Norfolk could see as the words left his lips that Henry’s mind fought reaching the same inevitable conclusion the duke already had long ago accepted about Mary and the king’s best friend. Henry scratched his neat beard, remembering how fervently Charles Brandon had offered to return to France, though he did not reveal that to Norfolk. If I do this for you . . . do you promise I can choose my next husband? . . . No, Mary, his Mary, would not take matters into her own hands. They were far too close as
brother and sister for her to betray him like that. He had not really meant she could marry anyone, best friend or not. And of course she knew that. She was a princess of the blood. He arched a brow in a show of irritation. In life sometimes there were things one simply did not wish to know. But as sovereign, Henry did not often have that luxury. Even if it involved betrayal of the most horrible kind.
“You are playing with fire in this, Norfolk,” said Henry at last. “You know that, I hope.”
“It shall be worth the risk if I honor Your Highness’s trust in me.”
“And if you are wrong about all of it . . . what then, Norfolk?”
Freed from the Hotel de Cluny, yet attired still in unadorned white silk, Mary stood before the new French king, Francois, as he had instructed her to do. Her place was beside him, next to the throne of Queen Claude. His mother, Louise de Savoy, was as resplendently attired now as her daughter-in-law, in gold and green brocade and glittering emerald jewels.
Mary had thought it an odd arrangement until the entrance of the delegation was announced. She should have known, she thought, that there would be a reason. The shock of hearing his name squeezed her heart.
“Representing His Gracious Majesty Henry VIII, King of England, His Grace the Duke of Suffolk, attended by Sir Nicholas West and Sir Richard Wingfield.”
He had returned!
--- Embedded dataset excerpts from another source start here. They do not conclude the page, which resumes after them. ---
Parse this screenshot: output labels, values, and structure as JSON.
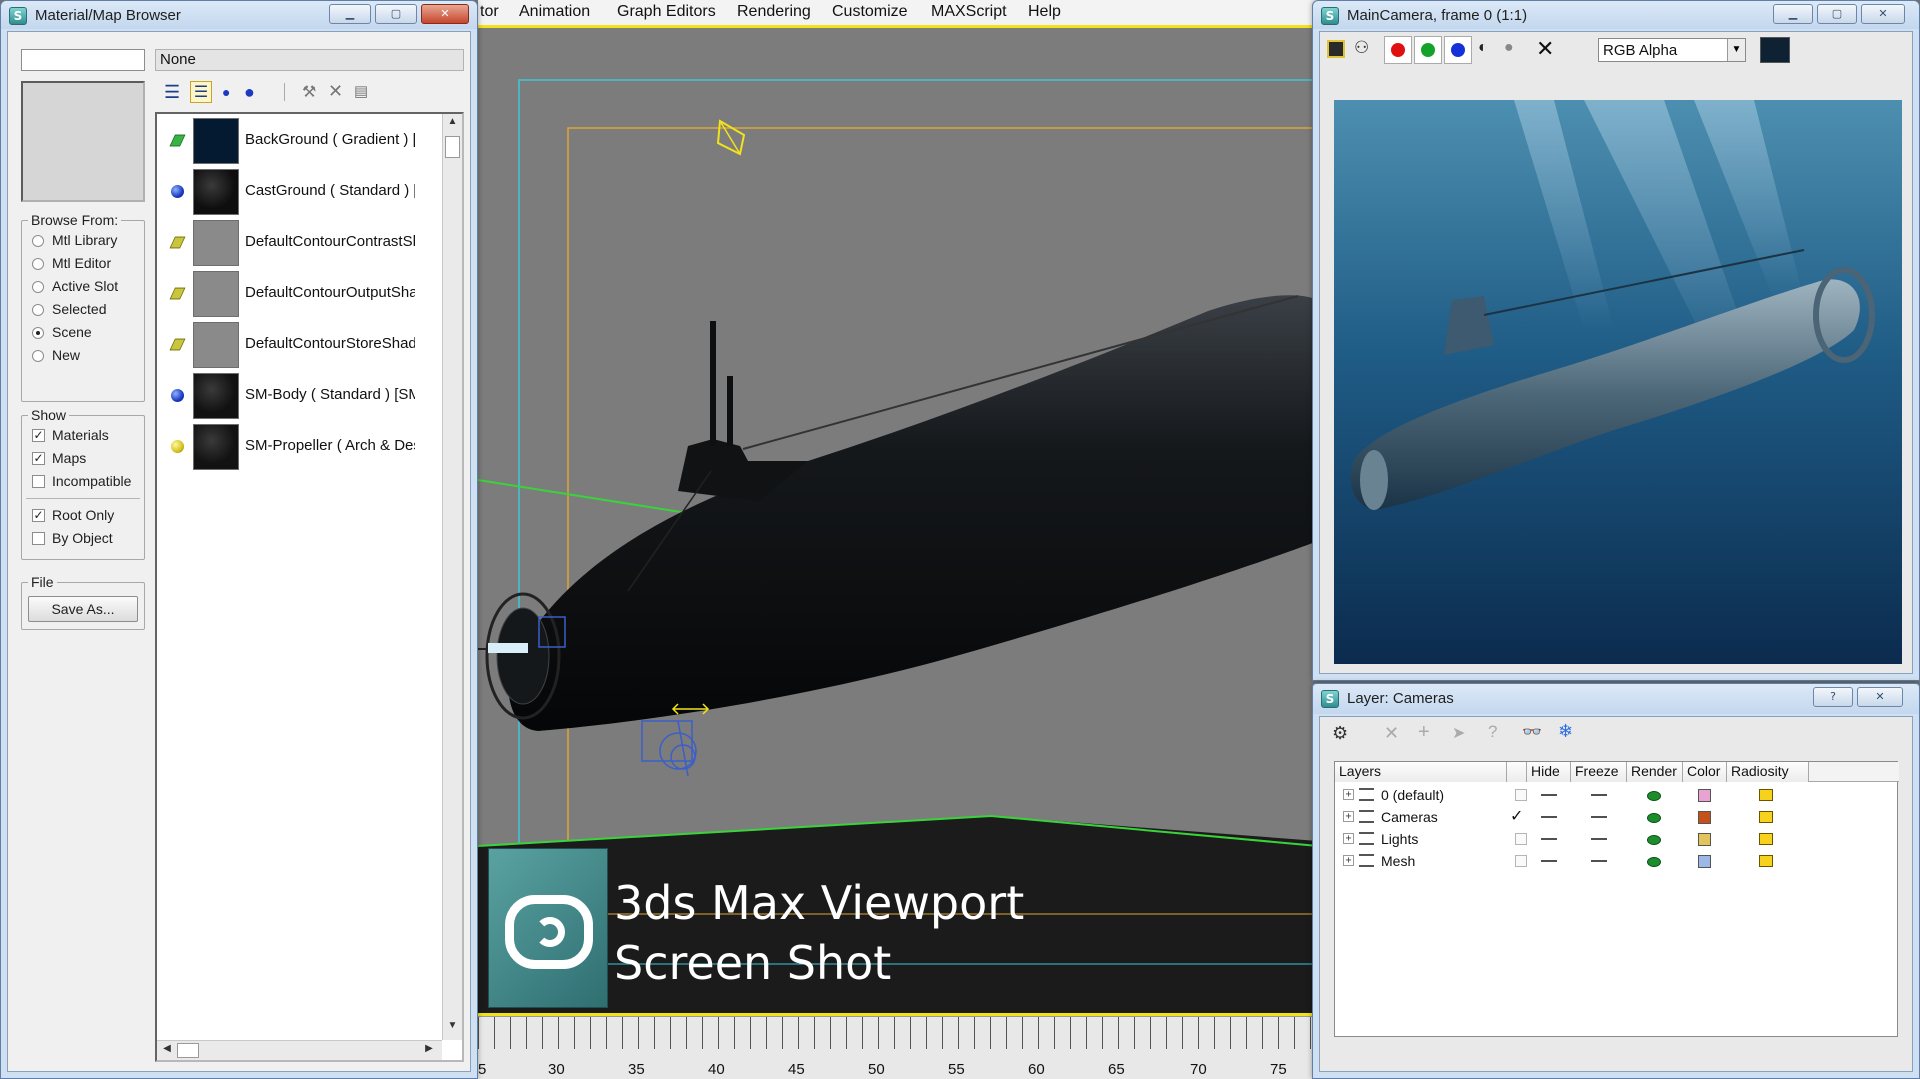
{
  "main_menu": [
    "tor",
    "Animation",
    "Graph Editors",
    "Rendering",
    "Customize",
    "MAXScript",
    "Help"
  ],
  "material_browser": {
    "title": "Material/Map Browser",
    "name_field_value": "None",
    "browse_from": {
      "label": "Browse From:",
      "options": [
        "Mtl Library",
        "Mtl Editor",
        "Active Slot",
        "Selected",
        "Scene",
        "New"
      ],
      "selected": "Scene"
    },
    "show": {
      "label": "Show",
      "items": [
        {
          "label": "Materials",
          "checked": true
        },
        {
          "label": "Maps",
          "checked": true
        },
        {
          "label": "Incompatible",
          "checked": false
        },
        {
          "label": "Root Only",
          "checked": true
        },
        {
          "label": "By Object",
          "checked": false
        }
      ]
    },
    "file": {
      "label": "File",
      "save_as": "Save As..."
    },
    "materials": [
      {
        "name": "BackGround  ( Gradient )  [Environment]",
        "kind": "map",
        "marker_color": "#38b445",
        "thumb": "#041a30"
      },
      {
        "name": "CastGround  ( Standard )  [CastGround]",
        "kind": "material",
        "marker_color": "#1d3ac0",
        "thumb": "#0e0e0e"
      },
      {
        "name": "DefaultContourContrastShader",
        "kind": "map",
        "marker_color": "#c9c63d",
        "thumb": "#8a8a8a"
      },
      {
        "name": "DefaultContourOutputShader",
        "kind": "map",
        "marker_color": "#c9c63d",
        "thumb": "#8a8a8a"
      },
      {
        "name": "DefaultContourStoreShader",
        "kind": "map",
        "marker_color": "#c9c63d",
        "thumb": "#8a8a8a"
      },
      {
        "name": "SM-Body  ( Standard )  [SM-Body]",
        "kind": "material",
        "marker_color": "#1d3ac0",
        "thumb": "#111111"
      },
      {
        "name": "SM-Propeller  ( Arch & Design )",
        "kind": "material",
        "marker_color": "#d4c21a",
        "thumb": "#121212"
      }
    ]
  },
  "viewport": {
    "overlay_title_line1": "3ds Max Viewport",
    "overlay_title_line2": "Screen Shot",
    "ruler_ticks": [
      "5",
      "30",
      "35",
      "40",
      "45",
      "50",
      "55",
      "60",
      "65",
      "70",
      "75"
    ]
  },
  "render_window": {
    "title": "MainCamera, frame 0 (1:1)",
    "channel_select": "RGB Alpha",
    "swatch_color": "#0f2233"
  },
  "layer_manager": {
    "title": "Layer: Cameras",
    "help": "?",
    "columns": [
      "Layers",
      "Hide",
      "Freeze",
      "Render",
      "Color",
      "Radiosity"
    ],
    "layers": [
      {
        "name": "0 (default)",
        "current": false,
        "color": "#e9a3d3"
      },
      {
        "name": "Cameras",
        "current": true,
        "color": "#c4501a"
      },
      {
        "name": "Lights",
        "current": false,
        "color": "#e2c45a"
      },
      {
        "name": "Mesh",
        "current": false,
        "color": "#9cb8e6"
      }
    ]
  },
  "accent": {
    "viewport_background": "#7c7c7c",
    "selection_yellow": "#f2e21b",
    "grid_green": "#3ad33a",
    "frame_cyan": "#3cc8d8"
  }
}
Hearing his name now, Mary had the overwhelming urge to run to him, fling herself into his arms.
But she was not that little girl anymore. Instead, she held herself with the greatest dignity now. Still she nearly forgot to breathe as Charles, Wingfield and West advanced and all three bowed deeply to the new, young French king.
“It is pleasing to see you again, Suffolk,” said Francois.
“Though in sad circumstances. But the late king, our good father, was fond of you, so it is a pleasure to receive you nonetheless.”